Second, he liked to switch the editorial spotlight onto stories that really mattered but which, for one reason or another, were often being ignored by the rest of the media. The great example of this was sub-Saharan Africa, where what Prime Minister Harold Macmillan famously described as the winds of change were blowing hard in the 1960s. The Observer understood and supported the argument for democracy and independence across the continent, nowhere more so than in apartheid South Africa, where it was calling for sanctions against the government from very early days. Astor became a friend of Nelson Mandela before he was committed to prison, and supported him throughout his long ordeal.
His third quality was bravery. The outstanding but by no means the only example of this was the Observer’s aggressive coverage of Britain’s involvement in the Suez crisis of 1956. In response, Observer trustees resigned, advertisers ran for the hills, Colonel Blimps spluttered treason. But there is no doubt the paper had made the right call.
Fourth, he was just a very good editor. He wasn’t a great intellect, and he couldn’t always make up his mind: Katharine Whitehorn came up with the line “the editor’s indecision is final”. But he knew what he wanted and what he didn’t want in the paper, and he wasn’t as interested in breaking news as he was in what were called “scoops of interpretation” – shedding fresh light and new ideas about important issues. And given his personal wealth, he wasn’t much concerned with making money. The Observer was there to generate ideas, not dividends.
This meant he could take risks that others might not. For example, he loathed the idea that advertisers might seek to influence editorial content. An extreme case was the motor industry, where favourable write-ups of a new model could bring lavish entertainment for the journalist and lots of advertising for the paper. So Astor brought in an unknown Swiss journalist to report on the Earls Court Motor Show in 1961. The result was a firm thumbs down for British cars - and a large group of outraged manufacturers, who said they would never advertise in the Observer again.
The fifth and most important quality was that David Astor’s Observer had a sense of purpose. An independent editorial stance was important, but it was not enough. The paper also had to stand for a system of ideas and a pattern of constructive reform. And as it turned out, those ideas had been developed through personal experience. Astor explained what this meant in a memo written in 1959 under the headline On the Soul of the Paper.
“In the character of this paper, ethics matter more than politics. The particular ethics could be roughly defined as trying to do the opposite of what Hitler would have done. In fact, that may be their historic origin, as the paper’s present personality was established in and just after the last war by people drawn together more by being ‘anti-Fascist’ than by anything else”.

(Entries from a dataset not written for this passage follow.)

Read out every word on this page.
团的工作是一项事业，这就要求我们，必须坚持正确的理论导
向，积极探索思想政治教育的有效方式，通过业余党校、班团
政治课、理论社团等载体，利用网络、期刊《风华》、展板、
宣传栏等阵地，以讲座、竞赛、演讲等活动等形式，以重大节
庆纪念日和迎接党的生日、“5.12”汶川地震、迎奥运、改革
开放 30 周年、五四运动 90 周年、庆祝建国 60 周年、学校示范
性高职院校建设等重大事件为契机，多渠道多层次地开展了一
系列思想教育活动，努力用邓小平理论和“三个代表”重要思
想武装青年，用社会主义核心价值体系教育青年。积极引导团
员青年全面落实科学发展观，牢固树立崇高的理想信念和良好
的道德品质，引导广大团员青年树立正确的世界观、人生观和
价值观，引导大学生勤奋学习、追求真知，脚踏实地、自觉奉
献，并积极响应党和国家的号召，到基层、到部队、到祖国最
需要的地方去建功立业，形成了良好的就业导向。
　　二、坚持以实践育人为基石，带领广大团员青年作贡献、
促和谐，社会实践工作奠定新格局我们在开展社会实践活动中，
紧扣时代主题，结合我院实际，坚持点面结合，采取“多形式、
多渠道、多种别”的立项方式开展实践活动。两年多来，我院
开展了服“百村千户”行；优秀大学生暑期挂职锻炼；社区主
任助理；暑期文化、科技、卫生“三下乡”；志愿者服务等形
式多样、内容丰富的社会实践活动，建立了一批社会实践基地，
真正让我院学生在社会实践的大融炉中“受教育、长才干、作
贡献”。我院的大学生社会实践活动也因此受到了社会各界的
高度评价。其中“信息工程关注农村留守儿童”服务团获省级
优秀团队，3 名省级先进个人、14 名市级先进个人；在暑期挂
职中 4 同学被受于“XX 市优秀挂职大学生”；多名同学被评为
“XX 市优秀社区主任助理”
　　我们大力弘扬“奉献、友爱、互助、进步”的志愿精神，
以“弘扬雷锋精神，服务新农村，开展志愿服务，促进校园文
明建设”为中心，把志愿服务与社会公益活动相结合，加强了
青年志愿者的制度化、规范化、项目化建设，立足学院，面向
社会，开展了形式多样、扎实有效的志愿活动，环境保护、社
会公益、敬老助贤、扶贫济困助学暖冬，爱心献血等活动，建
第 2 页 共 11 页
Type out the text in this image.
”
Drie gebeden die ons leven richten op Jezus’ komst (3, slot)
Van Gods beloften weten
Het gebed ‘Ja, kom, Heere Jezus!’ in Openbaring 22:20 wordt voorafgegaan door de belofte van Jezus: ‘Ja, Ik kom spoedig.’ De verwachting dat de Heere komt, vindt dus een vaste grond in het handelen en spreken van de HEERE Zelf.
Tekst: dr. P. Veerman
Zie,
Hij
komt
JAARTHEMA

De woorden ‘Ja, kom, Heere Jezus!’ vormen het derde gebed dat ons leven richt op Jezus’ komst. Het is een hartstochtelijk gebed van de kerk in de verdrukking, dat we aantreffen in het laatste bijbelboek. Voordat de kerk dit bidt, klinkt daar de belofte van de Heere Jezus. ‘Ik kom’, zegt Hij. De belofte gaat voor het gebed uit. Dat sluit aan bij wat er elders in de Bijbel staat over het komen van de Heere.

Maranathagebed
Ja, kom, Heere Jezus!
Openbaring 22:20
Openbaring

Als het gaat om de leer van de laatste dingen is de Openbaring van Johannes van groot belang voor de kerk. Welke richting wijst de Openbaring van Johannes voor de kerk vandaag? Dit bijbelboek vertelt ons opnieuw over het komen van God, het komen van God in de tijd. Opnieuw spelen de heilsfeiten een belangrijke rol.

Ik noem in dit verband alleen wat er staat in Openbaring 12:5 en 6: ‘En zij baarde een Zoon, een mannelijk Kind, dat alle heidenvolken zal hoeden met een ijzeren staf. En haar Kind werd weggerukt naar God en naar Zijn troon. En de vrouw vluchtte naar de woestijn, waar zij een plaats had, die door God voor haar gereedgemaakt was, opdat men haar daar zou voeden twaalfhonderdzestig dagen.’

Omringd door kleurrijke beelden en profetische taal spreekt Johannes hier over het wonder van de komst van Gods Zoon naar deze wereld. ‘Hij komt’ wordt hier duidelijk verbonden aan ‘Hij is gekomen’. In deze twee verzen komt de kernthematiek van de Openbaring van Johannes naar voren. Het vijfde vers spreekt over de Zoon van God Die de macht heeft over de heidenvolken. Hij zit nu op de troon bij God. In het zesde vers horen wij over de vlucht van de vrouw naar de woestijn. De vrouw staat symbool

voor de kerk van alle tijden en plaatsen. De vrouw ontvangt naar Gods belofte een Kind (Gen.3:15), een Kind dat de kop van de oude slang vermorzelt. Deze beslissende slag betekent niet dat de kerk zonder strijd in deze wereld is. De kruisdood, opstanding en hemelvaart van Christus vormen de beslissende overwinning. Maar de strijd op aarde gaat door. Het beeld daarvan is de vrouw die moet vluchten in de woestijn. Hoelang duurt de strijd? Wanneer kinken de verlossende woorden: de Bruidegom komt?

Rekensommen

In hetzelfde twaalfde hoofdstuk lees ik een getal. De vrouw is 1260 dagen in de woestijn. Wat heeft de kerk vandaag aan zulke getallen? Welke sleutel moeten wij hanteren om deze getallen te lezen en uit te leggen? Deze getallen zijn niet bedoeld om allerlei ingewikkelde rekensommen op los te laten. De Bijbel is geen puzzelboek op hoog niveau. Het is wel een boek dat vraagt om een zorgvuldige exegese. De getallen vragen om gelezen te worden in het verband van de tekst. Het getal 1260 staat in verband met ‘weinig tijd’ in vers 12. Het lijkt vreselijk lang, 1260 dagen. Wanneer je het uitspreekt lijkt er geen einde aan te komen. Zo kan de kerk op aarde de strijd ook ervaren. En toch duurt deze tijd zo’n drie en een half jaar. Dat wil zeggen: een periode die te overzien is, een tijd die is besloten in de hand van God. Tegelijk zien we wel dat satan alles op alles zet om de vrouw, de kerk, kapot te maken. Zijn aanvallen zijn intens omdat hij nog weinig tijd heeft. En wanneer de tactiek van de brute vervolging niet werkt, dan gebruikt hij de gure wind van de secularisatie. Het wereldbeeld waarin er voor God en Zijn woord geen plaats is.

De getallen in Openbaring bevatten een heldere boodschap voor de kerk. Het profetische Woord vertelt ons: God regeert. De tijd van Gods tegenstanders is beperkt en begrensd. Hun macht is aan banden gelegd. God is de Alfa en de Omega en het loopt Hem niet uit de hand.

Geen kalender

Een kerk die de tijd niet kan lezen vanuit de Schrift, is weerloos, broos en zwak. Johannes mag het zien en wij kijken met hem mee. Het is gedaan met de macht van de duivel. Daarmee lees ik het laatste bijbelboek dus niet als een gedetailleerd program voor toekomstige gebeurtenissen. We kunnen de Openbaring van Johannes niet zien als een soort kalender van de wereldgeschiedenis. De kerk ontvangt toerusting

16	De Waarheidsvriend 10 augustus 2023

He went on: “Personally, I admit to being haunted by what Hitler showed to exist in all of us ordinary people, and therefore to being especially interested in antidotes to the kind of thinking he stimulated in people and they so readily adopted. I don’t think that kind of thought and behaviour is specifically German, and believe that those who do are themselves unconsciously thinking in his terms”.
The business of journalism has changed fundamentally over the past sixty years. Much increased competition meant that the Observer was struggling to find readers from the late 1960s onwards, and mounting losses eventually forced the family to sell the business.
But the values Astor stood for are still relevant today. At a time when autocrats are grabbing political power around the world, an independent and progressive voice like that of the Observer’s matters as much as it has ever done in the paper’s long history.